HAVANA TIMES – Cubana de Aviacion airlines said on Wednesday that it will suspend flights to Mexico, Venezuela and part of the Caribbean due to new US sanctions, reported dpa news.
The state-owned company said that it was notified by foreign leasing companies of the “cessation of lease agreements already signed,” leading to the cancellations of flights to Mexico, Santo Domingo, Venezuela, Haiti, Martinique and Guadeloupe.
Cubana added that internal flights to the eastern provinces of Holguin and Santiago de Cuba would also be affected by the breaking of the leases.
The company’s deputy director, Arsenio Arocha, told local media that the cancellation of flights until December will cost Cubana some 10 million dollars.

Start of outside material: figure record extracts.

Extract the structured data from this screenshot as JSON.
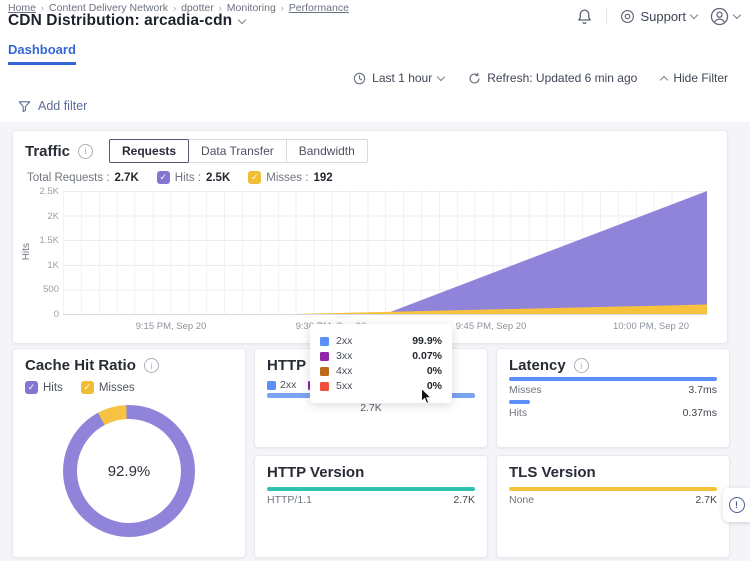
{
  "header": {
    "breadcrumb": [
      {
        "label": "Home",
        "link": true
      },
      {
        "label": "Content Delivery Network",
        "link": false
      },
      {
        "label": "dpotter",
        "link": false
      },
      {
        "label": "Monitoring",
        "link": false
      },
      {
        "label": "Performance",
        "link": true
      }
    ],
    "title": "CDN Distribution: arcadia-cdn",
    "support_label": "Support"
  },
  "tabs": {
    "dashboard": "Dashboard"
  },
  "controls": {
    "time_range": "Last 1 hour",
    "refresh": "Refresh: Updated 6 min ago",
    "hide_filter": "Hide Filter",
    "add_filter": "Add filter"
  },
  "traffic": {
    "title": "Traffic",
    "tabs": [
      "Requests",
      "Data Transfer",
      "Bandwidth"
    ],
    "active_tab": "Requests",
    "total_label": "Total Requests :",
    "total_value": "2.7K",
    "hits_label": "Hits :",
    "hits_value": "2.5K",
    "misses_label": "Misses :",
    "misses_value": "192",
    "ylabel": "Hits",
    "yticks": [
      "2.5K",
      "2K",
      "1.5K",
      "1K",
      "500",
      "0"
    ],
    "xticks": [
      "9:15 PM, Sep 20",
      "9:30 PM, Sep 20",
      "9:45 PM, Sep 20",
      "10:00 PM, Sep 20"
    ]
  },
  "tooltip": {
    "rows": [
      {
        "label": "2xx",
        "value": "99.9%",
        "color": "#5B8FF9"
      },
      {
        "label": "3xx",
        "value": "0.07%",
        "color": "#8E24AA"
      },
      {
        "label": "4xx",
        "value": "0%",
        "color": "#BF6A1A"
      },
      {
        "label": "5xx",
        "value": "0%",
        "color": "#EF4F38"
      }
    ]
  },
  "cache": {
    "title": "Cache Hit Ratio",
    "legend": [
      {
        "label": "Hits",
        "color": "#8276D2"
      },
      {
        "label": "Misses",
        "color": "#EFBE35"
      }
    ],
    "donut_colors": {
      "hits": "#8F84DA",
      "misses": "#F7C243"
    },
    "center_value": "92.9%",
    "hits_pct": 92.9,
    "misses_pct": 7.1
  },
  "http_status": {
    "title": "HTTP Status",
    "legend": [
      {
        "label": "2xx",
        "color": "#5B8FF9"
      },
      {
        "label": "3xx",
        "color": "#8E24AA"
      },
      {
        "label": "4xx",
        "color": "#BF6A1A"
      },
      {
        "label": "5xx",
        "color": "#EF4F38"
      }
    ],
    "bar_pct": 100,
    "bar_color": "#7AA3F2",
    "bar_value": "2.7K"
  },
  "latency": {
    "title": "Latency",
    "bar_color": "#5B8FF9",
    "rows": [
      {
        "label": "Misses",
        "value": "3.7ms",
        "pct": 100
      },
      {
        "label": "Hits",
        "value": "0.37ms",
        "pct": 10
      }
    ]
  },
  "http_version": {
    "title": "HTTP Version",
    "rows": [
      {
        "label": "HTTP/1.1",
        "value": "2.7K",
        "pct": 100,
        "color": "#2FC1B2"
      }
    ]
  },
  "tls_version": {
    "title": "TLS Version",
    "rows": [
      {
        "label": "None",
        "value": "2.7K",
        "pct": 100,
        "color": "#F5C33B"
      }
    ]
  },
  "chart_data": [
    {
      "type": "area",
      "title": "Traffic — Requests",
      "ylabel": "Hits",
      "ylim": [
        0,
        2500
      ],
      "x_ticks": [
        "9:15 PM, Sep 20",
        "9:30 PM, Sep 20",
        "9:45 PM, Sep 20",
        "10:00 PM, Sep 20"
      ],
      "series": [
        {
          "name": "Hits",
          "color": "#8F84DA",
          "start_frac": 0.5,
          "end_value": 2500
        },
        {
          "name": "Misses",
          "color": "#F8C33C",
          "start_frac": 0.355,
          "end_value": 192
        }
      ]
    },
    {
      "type": "pie",
      "title": "Cache Hit Ratio",
      "labels": [
        "Hits",
        "Misses"
      ],
      "values": [
        92.9,
        7.1
      ],
      "center_label": "92.9%"
    },
    {
      "type": "bar",
      "title": "HTTP Status",
      "categories": [
        "2xx",
        "3xx",
        "4xx",
        "5xx"
      ],
      "values": [
        99.9,
        0.07,
        0,
        0
      ],
      "total": "2.7K"
    },
    {
      "type": "bar",
      "title": "Latency",
      "categories": [
        "Misses",
        "Hits"
      ],
      "values": [
        3.7,
        0.37
      ],
      "unit": "ms"
    },
    {
      "type": "bar",
      "title": "HTTP Version",
      "categories": [
        "HTTP/1.1"
      ],
      "values": [
        2700
      ]
    },
    {
      "type": "bar",
      "title": "TLS Version",
      "categories": [
        "None"
      ],
      "values": [
        2700
      ]
    }
  ]
}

Last Friday, the US Commerce Department announced it would revoke licenses for aircraft leases to Cuban state-owned airlines, saying that Cuba has been using the leased aircraft to transport tourists, providing revenue for the regime’s illicit activities.
The department said that its Bureau of Industry and Security (BIS) was also expanding sanctions to include more foreign goods containing at least 10 per cent of US components and was to impose additional restrictions on exports to the Cuban regime.
US President Donald Trump’s administration has stepped up sanctions on Cuba, including a ban on former president Raul Castro from entering the United States, and limiting remittances to the island.
Cuba has pledged to maintain its support for the Maduro regime in Venezuela despite stepped-up US pressure.
Trump has been rolling back a US-Cuba detente introduced under his predecessor, Barack Obama. The Cuban government, guided by the late Fidel Castro, also sharply criticized Obama’s overtures as a trojan horse to undermine its state socialist system.